What we're going to do
This guide will cover multiple parts of implementing Selenium tests:
- How to implement basic Selenium tests using the
async/awaitapproach - How to combine Selenium tests with Mocha and Chai
- Testing against BrowerStack
- The value of Selenium tests
- Useful tips
Implementing basic tests
There are many ways how to implement Selenium tests, but the easiest is probably the "async/await" approach. The Selenium webdriver mostly returns Promises, which is really easy to handle by using this approach.
But let's start at the beginning by creating a package.json which includes the dependencies we're going to need for creating basic tests.
{
"name": "selenium-mocha-chai-testing",
"scripts": {
"test": "node Tests/DefaultTest.js"
},
"private": true,
"devDependencies": {
"chromedriver": "^2.41.0",
"selenium-webdriver": "^4.0.0-alpha.1"
}
}
As you can see the only dependencies - for now - are chromedriver and selenium-webdriver.
Keep in mind that the driver needs to fit with your installed browser version. In case of our driver version,
^2.41.0, your Chrome must be version>= 67.0.3396.0. If you do have an older Chrome consider using an older driver.
We're going to test against Chrome in this guide; in case you want to test against Firefox you're going to need the Geckodriver.
So let's implement our test; we're going to implement a test which searches for my blog on Google, clicks the link and checks if the page title of my blog is correct.
// Tests/DefaultTest.js
const {Builder, By, until} = require('selenium-webdriver');
(async function example() {
const driver = await new Builder().forBrowser('chrome').build();
try {
await driver.get('https://www.google.com');
await driver.findElement(By.name('q')).sendKeys('nehalist');
await driver.findElement(By.id('tsf')).submit();
await driver.wait(until.elementLocated(By.id('search')));
await driver.findElement(By.linkText('nehalist.io')).click();
await driver.wait(until.titleIs('nehalist.io'));
} finally {
await driver.quit();
}
})();
As you can see every single line within the try block is a command which is executed by our driver. Since the driver API is asynchronous we're using the await keyword to wait until every single command is done before going to the next one (which also forces us to put everyhing within an async function).
In case you want to know more about
async/awaitthere's a great article on javascript.info about it.
It's important to call driver.quit() at the end of your tests so your driver knows when everything is done and to exit your Chrome instance.
Now comes the cool part: running npm run test now will start a Chrome instance and execute our commands:
That's basically how to easily implement Selenium tests. But, strictly, this is not a real test. It just executes commands and exits properly (= without errors) when it's done.
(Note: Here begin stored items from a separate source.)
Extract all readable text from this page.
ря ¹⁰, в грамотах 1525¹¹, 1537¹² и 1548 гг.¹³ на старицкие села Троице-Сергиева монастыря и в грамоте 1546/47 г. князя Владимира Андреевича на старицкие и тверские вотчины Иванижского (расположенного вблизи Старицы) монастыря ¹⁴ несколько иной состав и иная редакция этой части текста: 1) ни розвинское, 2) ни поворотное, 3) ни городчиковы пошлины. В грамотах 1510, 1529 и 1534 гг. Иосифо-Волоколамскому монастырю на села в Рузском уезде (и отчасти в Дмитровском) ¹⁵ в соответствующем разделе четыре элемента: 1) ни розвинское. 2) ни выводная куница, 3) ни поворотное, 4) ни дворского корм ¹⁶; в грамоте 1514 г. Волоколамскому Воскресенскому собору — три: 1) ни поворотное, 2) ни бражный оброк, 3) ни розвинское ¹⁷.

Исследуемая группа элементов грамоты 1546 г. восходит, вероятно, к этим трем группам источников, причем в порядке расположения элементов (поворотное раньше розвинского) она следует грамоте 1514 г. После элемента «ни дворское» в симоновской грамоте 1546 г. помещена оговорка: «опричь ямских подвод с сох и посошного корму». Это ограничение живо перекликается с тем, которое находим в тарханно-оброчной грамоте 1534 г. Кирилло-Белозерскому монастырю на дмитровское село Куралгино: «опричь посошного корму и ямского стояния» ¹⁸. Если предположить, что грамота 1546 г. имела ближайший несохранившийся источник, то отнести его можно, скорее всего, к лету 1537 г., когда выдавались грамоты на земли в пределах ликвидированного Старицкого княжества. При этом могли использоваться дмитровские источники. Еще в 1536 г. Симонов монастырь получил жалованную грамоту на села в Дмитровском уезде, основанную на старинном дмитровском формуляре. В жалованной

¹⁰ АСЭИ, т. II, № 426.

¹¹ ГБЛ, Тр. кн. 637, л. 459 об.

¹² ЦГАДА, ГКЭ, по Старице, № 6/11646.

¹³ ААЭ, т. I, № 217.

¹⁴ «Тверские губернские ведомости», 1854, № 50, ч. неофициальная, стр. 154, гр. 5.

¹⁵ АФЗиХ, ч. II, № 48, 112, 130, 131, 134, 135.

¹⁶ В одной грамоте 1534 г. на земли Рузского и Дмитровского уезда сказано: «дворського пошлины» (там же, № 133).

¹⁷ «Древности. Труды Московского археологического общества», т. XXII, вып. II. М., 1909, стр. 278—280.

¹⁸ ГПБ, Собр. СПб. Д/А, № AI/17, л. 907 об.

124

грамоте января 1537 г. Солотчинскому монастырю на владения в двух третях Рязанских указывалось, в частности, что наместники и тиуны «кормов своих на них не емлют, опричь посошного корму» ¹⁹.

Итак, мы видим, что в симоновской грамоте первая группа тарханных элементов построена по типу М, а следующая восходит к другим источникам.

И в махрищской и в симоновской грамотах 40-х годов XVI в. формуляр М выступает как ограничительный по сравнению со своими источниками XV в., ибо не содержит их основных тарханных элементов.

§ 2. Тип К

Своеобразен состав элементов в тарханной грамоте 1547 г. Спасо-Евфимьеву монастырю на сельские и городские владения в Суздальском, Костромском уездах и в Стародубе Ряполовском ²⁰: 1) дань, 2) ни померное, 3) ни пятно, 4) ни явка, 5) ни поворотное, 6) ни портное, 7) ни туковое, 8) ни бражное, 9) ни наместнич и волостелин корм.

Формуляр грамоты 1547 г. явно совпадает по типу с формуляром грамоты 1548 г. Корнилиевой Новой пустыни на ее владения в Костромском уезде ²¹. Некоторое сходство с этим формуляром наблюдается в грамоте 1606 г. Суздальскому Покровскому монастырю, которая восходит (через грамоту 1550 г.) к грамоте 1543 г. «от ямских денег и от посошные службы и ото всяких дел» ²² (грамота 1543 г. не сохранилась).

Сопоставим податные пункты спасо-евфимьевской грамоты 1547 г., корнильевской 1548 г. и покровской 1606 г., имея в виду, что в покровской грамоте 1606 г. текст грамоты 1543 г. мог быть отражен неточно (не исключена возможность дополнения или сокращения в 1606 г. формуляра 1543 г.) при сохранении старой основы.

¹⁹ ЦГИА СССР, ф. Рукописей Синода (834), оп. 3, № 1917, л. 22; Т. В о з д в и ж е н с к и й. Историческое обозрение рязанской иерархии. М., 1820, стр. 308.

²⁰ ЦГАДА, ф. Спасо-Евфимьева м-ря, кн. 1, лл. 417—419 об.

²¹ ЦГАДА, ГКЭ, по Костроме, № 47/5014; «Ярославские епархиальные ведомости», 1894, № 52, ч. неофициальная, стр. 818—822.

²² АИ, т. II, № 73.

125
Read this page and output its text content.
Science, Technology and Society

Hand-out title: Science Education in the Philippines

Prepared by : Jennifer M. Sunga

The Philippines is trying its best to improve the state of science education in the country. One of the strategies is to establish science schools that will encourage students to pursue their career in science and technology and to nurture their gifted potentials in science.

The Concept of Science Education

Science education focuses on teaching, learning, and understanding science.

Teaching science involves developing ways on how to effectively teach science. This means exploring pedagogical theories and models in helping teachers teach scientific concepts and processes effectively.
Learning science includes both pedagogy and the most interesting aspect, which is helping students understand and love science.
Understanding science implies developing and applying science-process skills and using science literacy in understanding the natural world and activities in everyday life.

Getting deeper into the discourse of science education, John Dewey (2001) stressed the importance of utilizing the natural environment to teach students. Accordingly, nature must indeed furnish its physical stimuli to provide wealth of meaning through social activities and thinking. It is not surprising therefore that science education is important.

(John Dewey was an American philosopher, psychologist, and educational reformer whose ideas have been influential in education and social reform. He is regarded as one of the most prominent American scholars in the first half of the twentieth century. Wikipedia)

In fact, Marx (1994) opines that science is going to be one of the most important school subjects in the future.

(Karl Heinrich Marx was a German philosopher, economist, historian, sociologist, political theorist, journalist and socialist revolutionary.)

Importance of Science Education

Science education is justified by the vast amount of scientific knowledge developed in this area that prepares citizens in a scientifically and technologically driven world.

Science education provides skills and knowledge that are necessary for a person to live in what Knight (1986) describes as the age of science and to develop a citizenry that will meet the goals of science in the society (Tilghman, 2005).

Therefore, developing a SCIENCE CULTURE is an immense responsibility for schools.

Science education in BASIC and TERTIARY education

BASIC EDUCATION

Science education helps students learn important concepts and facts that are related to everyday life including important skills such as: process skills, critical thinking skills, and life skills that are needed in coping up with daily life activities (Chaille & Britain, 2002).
A real test would assert specified expectations and behave properly on success or failure - and that's where Mocha and Chai join the party.
Combing our Tests with Mocha and Chai
Before looking at how to combine our Selenium test with Mocha and Chai let's briefly cover:
What is Mocha and Chai?
Mocha is a test framework responsible for defining and running test suites, while Chai is an assertion library helping you to implement these suites. Looking at the examples of their website Mocha makes things like this possible:
var assert = require('assert');
describe('Array', function() {
describe('#indexOf()', function() {
it('should return -1 when the value is not present', function() {
assert.equal([1,2,3].indexOf(4), -1);
});
});
});
Chai, looking at the expect style, makes it possible to define our assertions in a natural language, e.g.:
expect(42).to.equal(42);
expect("foo").to.be.a('string');
expect([1, 2, 3]).to.have.lengthOf(3);
Chai offers three different styles:
should,expectandassert. Since I'm used toexpectwe're going to use this one for this guide, but feel free to switch to the style you like.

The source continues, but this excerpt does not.